KOMPAS.com - Minggu terakhir bulan puasa sudah di depan mata. Seperti tradisi tahun-tahun sebelumnya, kebanyakan masyarakat Indonesia melakukan mudik atau pulang ke kampung halaman.
Di antara banyaknya pilihan moda transportasi untuk mudik, salah satu yang paling banyak dibicarakan adalah sleeper train atau kereta dengan model khusus agar penumpang bisa dalam posisi tidur.
Meski diangap baru, sebenarnya Indonesia telah lama memiliki kereta sleeper. Lalu, apa bedanya dengan sleeper train terbaru?
Bagaimana pula rasa menumpang kereta sleeper jaman dahulu? Berikut ceritanya...
Baca juga: Gen untuk Tidur Siang Memang Ada, Para Peneliti Membuktikannya
Pada 27 Mei 1967, reporter harian Kompas berkesempatan mengikuti perjalanan percobaan pertama daripada kereta api ekspres malam, bersama rombongan yang beranggotakan menteri perhubungan, direktur utama PNKA, sekjen Lembaga Pariwisata Nasional, pejabat-pejabat dari perwakilan-perwakilan negara-negara sahabat dan wakil-wakil perusahaan-perusahaan yang sedikit banyak bersangkut paut dengan dunia pengangkutan dan pariwisata, seperti perusahaan penerbangan perkapalan, travel bureaux dan tak lupa pula golongan pemberitaan.
Untuk peristiwa pembukaan ini, kami melihat bahwa stasiun kota diliputi suasana ramai. Stasiun kota sebenarnya memeng paling megah di antara stasiun-stasiun ibukota, tetapi karena letaknya agak jauh dari pusat-pusat perumahan yang makin lama makin menyebar maka kemegahannya ini kurang dapat dimanfaatkan.

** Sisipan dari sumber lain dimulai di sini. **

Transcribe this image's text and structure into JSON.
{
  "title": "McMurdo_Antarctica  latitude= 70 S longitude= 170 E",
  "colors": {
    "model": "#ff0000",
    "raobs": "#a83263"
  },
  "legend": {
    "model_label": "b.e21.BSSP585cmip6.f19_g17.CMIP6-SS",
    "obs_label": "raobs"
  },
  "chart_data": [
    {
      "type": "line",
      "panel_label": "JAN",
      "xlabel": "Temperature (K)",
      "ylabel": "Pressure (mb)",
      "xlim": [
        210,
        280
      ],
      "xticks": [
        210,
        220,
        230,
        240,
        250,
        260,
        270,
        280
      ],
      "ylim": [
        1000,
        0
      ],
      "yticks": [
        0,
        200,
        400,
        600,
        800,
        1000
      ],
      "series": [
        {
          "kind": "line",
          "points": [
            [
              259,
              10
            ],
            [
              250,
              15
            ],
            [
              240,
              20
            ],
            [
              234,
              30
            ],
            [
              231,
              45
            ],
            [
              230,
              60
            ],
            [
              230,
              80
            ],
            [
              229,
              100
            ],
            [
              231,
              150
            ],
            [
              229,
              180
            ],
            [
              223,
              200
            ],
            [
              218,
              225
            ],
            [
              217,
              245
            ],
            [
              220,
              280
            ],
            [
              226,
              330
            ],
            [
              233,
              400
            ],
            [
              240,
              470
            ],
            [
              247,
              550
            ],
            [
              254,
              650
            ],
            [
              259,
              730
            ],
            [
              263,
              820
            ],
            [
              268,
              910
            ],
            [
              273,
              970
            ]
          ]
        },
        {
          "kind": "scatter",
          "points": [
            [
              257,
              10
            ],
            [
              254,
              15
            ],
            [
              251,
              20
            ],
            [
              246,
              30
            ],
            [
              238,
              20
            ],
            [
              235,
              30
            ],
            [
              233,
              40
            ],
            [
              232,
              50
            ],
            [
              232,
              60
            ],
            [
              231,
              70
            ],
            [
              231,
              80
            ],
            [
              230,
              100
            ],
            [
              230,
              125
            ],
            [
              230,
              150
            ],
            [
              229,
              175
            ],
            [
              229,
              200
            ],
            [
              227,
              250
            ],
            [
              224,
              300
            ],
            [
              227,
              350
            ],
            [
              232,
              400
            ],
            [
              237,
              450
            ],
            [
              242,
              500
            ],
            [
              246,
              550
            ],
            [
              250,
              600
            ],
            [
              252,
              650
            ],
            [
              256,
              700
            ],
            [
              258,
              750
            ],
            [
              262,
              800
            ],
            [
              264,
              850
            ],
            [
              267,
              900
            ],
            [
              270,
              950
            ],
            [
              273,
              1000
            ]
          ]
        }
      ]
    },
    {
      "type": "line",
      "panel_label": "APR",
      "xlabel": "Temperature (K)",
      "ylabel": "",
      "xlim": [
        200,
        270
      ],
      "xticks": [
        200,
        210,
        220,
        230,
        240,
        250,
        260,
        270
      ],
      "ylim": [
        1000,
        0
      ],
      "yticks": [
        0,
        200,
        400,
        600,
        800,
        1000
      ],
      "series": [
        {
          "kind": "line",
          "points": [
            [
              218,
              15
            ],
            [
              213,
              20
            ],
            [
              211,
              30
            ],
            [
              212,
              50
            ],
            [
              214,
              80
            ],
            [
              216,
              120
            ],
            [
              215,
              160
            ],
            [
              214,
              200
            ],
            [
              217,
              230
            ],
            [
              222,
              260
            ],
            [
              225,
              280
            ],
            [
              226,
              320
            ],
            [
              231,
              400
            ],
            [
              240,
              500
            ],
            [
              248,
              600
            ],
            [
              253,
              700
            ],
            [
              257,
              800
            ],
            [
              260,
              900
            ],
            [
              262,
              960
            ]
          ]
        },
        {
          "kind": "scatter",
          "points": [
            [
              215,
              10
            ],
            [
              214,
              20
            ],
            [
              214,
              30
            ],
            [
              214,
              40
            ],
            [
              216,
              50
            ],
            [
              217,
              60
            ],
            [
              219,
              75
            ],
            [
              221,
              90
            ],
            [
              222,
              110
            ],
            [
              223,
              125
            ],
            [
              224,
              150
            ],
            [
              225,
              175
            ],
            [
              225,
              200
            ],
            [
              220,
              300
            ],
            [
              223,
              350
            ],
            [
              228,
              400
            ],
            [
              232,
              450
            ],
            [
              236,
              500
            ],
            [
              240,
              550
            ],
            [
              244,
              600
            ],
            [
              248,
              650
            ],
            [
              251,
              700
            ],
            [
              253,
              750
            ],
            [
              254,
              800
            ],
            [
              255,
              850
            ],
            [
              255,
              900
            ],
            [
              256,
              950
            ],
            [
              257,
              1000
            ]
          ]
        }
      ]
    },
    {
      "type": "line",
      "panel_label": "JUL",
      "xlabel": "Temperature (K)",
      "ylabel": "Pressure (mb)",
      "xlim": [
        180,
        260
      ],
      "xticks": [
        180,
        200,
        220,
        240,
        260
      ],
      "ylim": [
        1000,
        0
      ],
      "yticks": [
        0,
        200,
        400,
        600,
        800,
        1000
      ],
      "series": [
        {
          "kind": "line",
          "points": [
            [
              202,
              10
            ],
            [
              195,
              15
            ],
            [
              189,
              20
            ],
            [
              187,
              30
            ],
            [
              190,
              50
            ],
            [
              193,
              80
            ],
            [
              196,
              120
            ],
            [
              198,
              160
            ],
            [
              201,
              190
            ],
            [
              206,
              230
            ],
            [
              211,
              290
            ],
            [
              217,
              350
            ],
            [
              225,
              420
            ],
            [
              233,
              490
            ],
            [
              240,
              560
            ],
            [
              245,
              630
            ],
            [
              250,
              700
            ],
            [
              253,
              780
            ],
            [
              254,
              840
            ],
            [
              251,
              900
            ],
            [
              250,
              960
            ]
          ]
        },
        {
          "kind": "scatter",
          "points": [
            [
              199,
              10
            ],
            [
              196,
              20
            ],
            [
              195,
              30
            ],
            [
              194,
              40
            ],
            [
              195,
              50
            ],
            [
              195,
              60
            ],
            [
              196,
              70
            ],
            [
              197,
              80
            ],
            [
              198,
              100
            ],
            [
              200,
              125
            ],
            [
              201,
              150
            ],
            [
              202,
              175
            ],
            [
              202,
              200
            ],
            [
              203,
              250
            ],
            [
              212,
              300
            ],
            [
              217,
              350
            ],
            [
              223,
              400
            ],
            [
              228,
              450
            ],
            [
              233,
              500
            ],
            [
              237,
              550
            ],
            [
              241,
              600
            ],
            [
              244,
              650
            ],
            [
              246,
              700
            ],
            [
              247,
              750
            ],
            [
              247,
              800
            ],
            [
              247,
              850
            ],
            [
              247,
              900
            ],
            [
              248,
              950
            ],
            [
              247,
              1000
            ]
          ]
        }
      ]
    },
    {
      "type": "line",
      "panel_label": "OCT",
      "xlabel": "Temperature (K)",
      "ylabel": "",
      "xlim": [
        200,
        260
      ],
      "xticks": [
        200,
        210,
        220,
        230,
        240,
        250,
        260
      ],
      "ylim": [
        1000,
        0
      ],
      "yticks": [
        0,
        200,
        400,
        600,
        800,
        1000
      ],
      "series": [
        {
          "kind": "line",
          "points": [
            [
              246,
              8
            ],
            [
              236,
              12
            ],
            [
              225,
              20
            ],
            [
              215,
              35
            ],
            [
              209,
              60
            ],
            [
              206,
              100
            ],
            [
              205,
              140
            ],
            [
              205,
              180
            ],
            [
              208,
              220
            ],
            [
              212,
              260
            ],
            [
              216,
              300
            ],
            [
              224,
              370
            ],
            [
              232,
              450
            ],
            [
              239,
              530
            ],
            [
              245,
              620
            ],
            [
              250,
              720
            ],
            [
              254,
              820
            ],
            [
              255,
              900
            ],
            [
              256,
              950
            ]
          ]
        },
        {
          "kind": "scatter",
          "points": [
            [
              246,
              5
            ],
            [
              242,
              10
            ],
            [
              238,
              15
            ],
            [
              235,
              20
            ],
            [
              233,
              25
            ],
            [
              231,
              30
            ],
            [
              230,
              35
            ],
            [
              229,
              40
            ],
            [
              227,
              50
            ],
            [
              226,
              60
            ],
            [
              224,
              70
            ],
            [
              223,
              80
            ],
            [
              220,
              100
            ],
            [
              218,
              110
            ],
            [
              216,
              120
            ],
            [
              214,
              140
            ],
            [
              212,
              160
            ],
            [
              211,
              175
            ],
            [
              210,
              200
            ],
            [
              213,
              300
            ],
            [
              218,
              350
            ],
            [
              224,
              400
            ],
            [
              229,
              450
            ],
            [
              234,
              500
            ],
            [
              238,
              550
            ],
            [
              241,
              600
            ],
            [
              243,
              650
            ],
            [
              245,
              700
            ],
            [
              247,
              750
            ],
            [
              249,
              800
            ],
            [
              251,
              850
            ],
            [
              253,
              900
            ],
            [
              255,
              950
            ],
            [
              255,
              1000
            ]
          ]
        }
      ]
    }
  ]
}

Memang cocok sekali stasiun ini melayani tiba dan berangkatnya penumpang-penumpang kereta api, cukup kita ingat akan dua belas peronnya dan ruang lobinya yang luas.
Sebagaimana biasa acara dimulai dengan sambutan-sambutan. Bedanya adalah bahwa pidato-pidato itu ditekankan pada singkat-padatnya dan juga sudah jauh lebih jujur daripada zaman Orde Lama.
Ir Imam Subarkah, Dirut PNKA mengetahui bahwa kereta-kereta ini adalah hasil pesanan Orde Lama, tetapi kita sudah terlanjur memilikinya dan sekarang akan memanfaatkannya sebaik-baiknya.
Ditekankan pula bahwa hal yang sudah biasa dilupakan tetapi kini mutlak harus kita perhatikan adalah masalah maintenance atau pemeliharaannya.
Brigdjen Subroto Kusumohadjo menekankan pada fungsi KA BIMA (Biru Malam) sebagai memberikan trasnportasi yang menyenangkan dan tidak melelahkan, terutama dewasa ini di mana Garuda belum sanggum menyelenggarakannya secara memuaskan.
Menteri perhubungan Laksda (U) Sutopo sebagai pembicara terakhir melukiskan KA BIMA ini sebagai jawaban atas demands dalam menyarakat.
Ia menekankan pada ketepatkan waktu sebagai fakto juga akan memupuk kepercayaan dan kesenangan dunia pariwisata, dan oleh karenanya harus diperhatikan, usahanya antara lain adalah rehabilitasi rolling stock dan alas serta besi rel.
Baca juga: Ilmuwan Lacak Bagaimana Bakteri Tangguh Menyebar di Kereta Komuter
Setelah pidatonya, dengan menekan tombol pada panggung, menteri memberikan isyarat bahwa kereta api dapat berangkat.
Rombongan menaiki kereta api diantar oleh pramugari serta pramugara dari Compass Travel Bureau yang bekerja sama dengan PNKA akan menyelanggarakan pelayanan selama dalam perjalanan.